La première scène (à gauche) présente un moment du Portement de Croix. Jésus est tombé à terre ; un soldat lève le bras pour le frapper, tandis qu’un autre soutient l’extrémité supérieure de la croix.

Retable Hattonchâtel Portement de Croix

Remarquez l’habit du soldat de droite : sa chemise présente des manches à crevés, très à la mode au temps… de Ligier Richier !

A côté, Sainte Véronique se penche sur le linge avec lequel elle vient d’essuyer le visage de Jésus.

Retable Hattonchatel Portement de Croix

Notez la finesse du visage du Christ, sculpté en très faible relief… Une véritable prouesse.

Dans le compartiment central prend place – fort logiquement – la Crucifixion.
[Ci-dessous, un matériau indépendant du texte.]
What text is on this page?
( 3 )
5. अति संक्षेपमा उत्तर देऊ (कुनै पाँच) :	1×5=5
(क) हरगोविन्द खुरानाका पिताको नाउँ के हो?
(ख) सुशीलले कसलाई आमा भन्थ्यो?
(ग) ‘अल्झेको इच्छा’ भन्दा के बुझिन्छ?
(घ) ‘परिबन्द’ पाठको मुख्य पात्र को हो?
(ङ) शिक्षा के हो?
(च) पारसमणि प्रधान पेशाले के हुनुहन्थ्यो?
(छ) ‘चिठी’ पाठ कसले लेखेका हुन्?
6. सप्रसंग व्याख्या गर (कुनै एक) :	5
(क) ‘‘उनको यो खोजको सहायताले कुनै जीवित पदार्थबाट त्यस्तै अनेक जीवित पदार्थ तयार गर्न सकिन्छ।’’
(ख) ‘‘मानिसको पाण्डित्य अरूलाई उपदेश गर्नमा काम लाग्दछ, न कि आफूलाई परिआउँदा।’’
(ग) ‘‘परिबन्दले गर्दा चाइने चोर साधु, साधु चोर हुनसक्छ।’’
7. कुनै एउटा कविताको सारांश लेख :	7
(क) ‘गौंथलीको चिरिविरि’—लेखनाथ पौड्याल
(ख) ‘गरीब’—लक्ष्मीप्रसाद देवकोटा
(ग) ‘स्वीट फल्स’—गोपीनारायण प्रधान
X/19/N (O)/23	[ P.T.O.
Au pied de la Croix, Saint Jean et une sainte femme soutiennent la Vierge évanouie.

Retable Hattonchatel Crucifixion

A droite, un cavalier tend un phylactère vers la croix. A l’instar de Sainte Véronique, il porte un riche costume, dont tous les détails sont minutieusement rendus. Son cheval est aussi représenté avec beaucoup de réalisme.

Retable Hattonchatel Crucifixion

 Enfin, la Déploration occupe le dernier compartiment, à droite. La Vierge, Saint Jean et deux saintes femmes entourent le corps du Christ, qui vient d’être descendu de la Croix.

Retable Hattonchatel Déploration

Les différents personnages se répartissent harmonieusement dans l’espace somme toute restreint du compartiment.

Témoins de la scène, une troisième sainte femme ainsi que deux personnages qui, eux, n’ont assurément pas pu prendre part à l’événement représenté : le donateur du retable, messire Gauthier Richeret, doyen du chapitre de la collégiale (agenouillé), et Saint Maur, second évêque de Verdun, auquel l’église est dédiée.

Retable Hattonchatel Déploration

La sainte femme portait un vase à aromates, aujourd’hui disparu. Notez la finesse et le réalisme des plissés de sa chemise…

Vous l’aurez compris, il est bien difficile de ne pas s’attarder devant le retable d’Hattonchâtel, une oeuvre pleine de vie et d’une expressivité vraiment saisissante.

 

2 réflexions au sujet de « Retable de la Passion, Hattonchâtel, Meuse »

  1. LAVAUD Hélène

    Bonjour,
    Je viens de découvrir votre site, vraiment très intéressant et richement illustré. Merci beaucoup, pour les information sur ce retable d’Hattonchâtel que j’ai vu il y a quelques années mais avec ces nouvelles explications, j’ai bien envie de le redécouvrir.